Abstract:
This thesis work presents a method for characterization of breast cancer using Fourier Transform
Infrared (FTIR) spectroscopy. FTIR spectroscopy is a tool used to analyse the structure and
chemical composition of both organic and inorganic materials. Recently, it has become a key
technique for biomedical applications and achieved considerable advancements in the field of
cancer diagnosis. Analysing typical group frequencies in FTIR spectrum enables qualitative
chemical composition estimations for the materials detected. In the current thesis work, FTIR
spectroscopy was applied with multivariate explorative tools and machine learning classification
models to characterize breast cancer tissues, extract important chemical components from the
tissues, and automatically subtype and grade the breast cancer spectral data. A total of 462 and
126 FTIR spectra were used for breast cancer subtype and grade analysis, respectively. The
obtained results showed that as breast cancer progresses, changes were visually differentiated on
the spectra by analysing the peak in the lipid, nucleic acid, protein and carbohydrate regions of the
normal, malignant, and benign samples.
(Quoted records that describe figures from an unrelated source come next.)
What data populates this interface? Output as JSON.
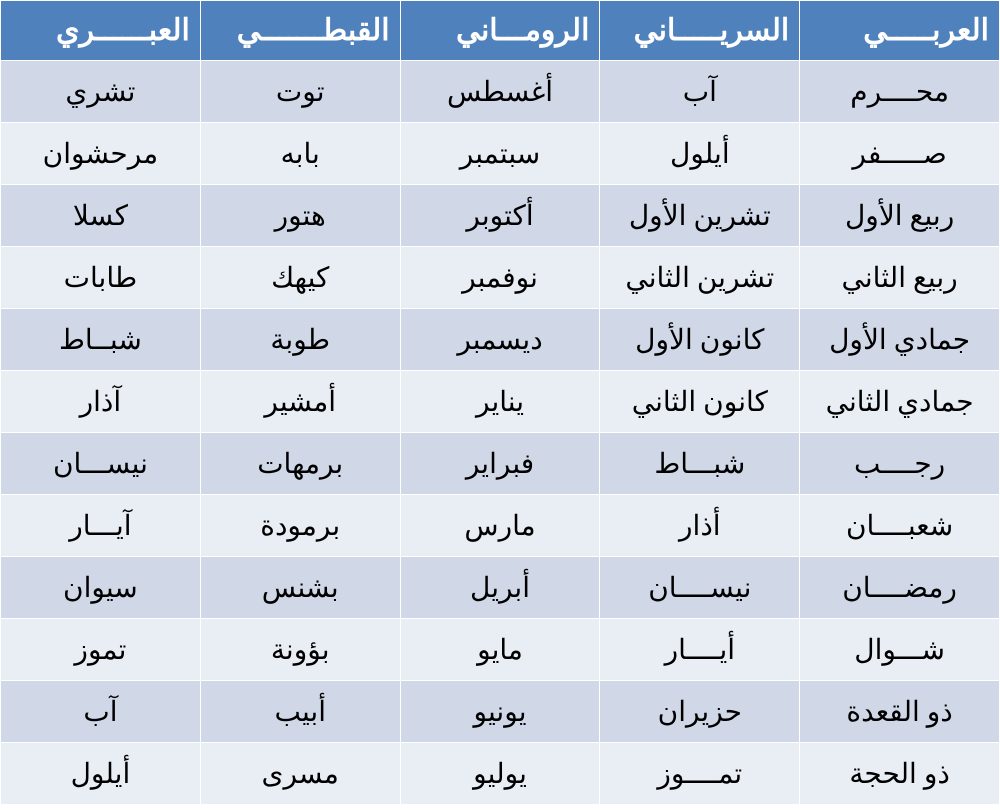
{
  "calendar_table": {
    "type": "table",
    "direction": "rtl",
    "header_bg": "#4f81bd",
    "header_text_color": "#ffffff",
    "row_odd_bg": "#d0d8e8",
    "row_even_bg": "#e9edf4",
    "border_color": "#ffffff",
    "cell_text_color": "#000000",
    "header_fontsize": 30,
    "cell_fontsize": 28,
    "columns": [
      "العربـــــي",
      "السريـــــاني",
      "الرومـــاني",
      "القبطـــــــي",
      "العبــــــري"
    ],
    "rows": [
      [
        "محــــرم",
        "آب",
        "أغسطس",
        "توت",
        "تشري"
      ],
      [
        "صـــــفر",
        "أيلول",
        "سبتمبر",
        "بابه",
        "مرحشوان"
      ],
      [
        "ربيع الأول",
        "تشرين الأول",
        "أكتوبر",
        "هتور",
        "كسلا"
      ],
      [
        "ربيع الثاني",
        "تشرين الثاني",
        "نوفمبر",
        "كيهك",
        "طابات"
      ],
      [
        "جمادي الأول",
        "كانون الأول",
        "ديسمبر",
        "طوبة",
        "شبــاط"
      ],
      [
        "جمادي الثاني",
        "كانون الثاني",
        "يناير",
        "أمشير",
        "آذار"
      ],
      [
        "رجــــب",
        "شبـــاط",
        "فبراير",
        "برمهات",
        "نيســـان"
      ],
      [
        "شعبــــان",
        "أذار",
        "مارس",
        "برمودة",
        "آيـــار"
      ],
      [
        "رمضــــان",
        "نيســــان",
        "أبريل",
        "بشنس",
        "سيوان"
      ],
      [
        "شـــوال",
        "أيــــار",
        "مايو",
        "بؤونة",
        "تموز"
      ],
      [
        "ذو القعدة",
        "حزيران",
        "يونيو",
        "أبيب",
        "آب"
      ],
      [
        "ذو الحجة",
        "تمــــوز",
        "يوليو",
        "مسرى",
        "أيلول"
      ]
    ]
  }
}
Then using principal component analysis (PCA) score
plots and loading plots, and based on the respective sample variance, wavenumbers holding
important biochemical components were extracted for each breast cancer subtype and each grade.
Finally, Radial basis function (RBF) Kernel support vector machine (SVM) was used to classify
breast cancer tissue spectra subtypes into adenosis, fibroadenoma, hyperplasia, fibrocystic change,
normal breast, lobular carcinoma and ductal carcinoma and that resulted in a training accuracy of
91.0% and testing accuracy of 90.7%. In terms of grading, the method was also able to classify
the dataset into Grade I, Grade II and Grade III with a training accuracy is 84.0% and testing
accuracy of 83.7%. This work is significant as it makes the work of pathologists easier to find
different breast cancer biomarkers and easily classify the breast types, subtypes and grades
automatically. It comes with great promises for use in early detection of breast cancer providing
accurate diagnoses and cut down on the time-consuming labour effort.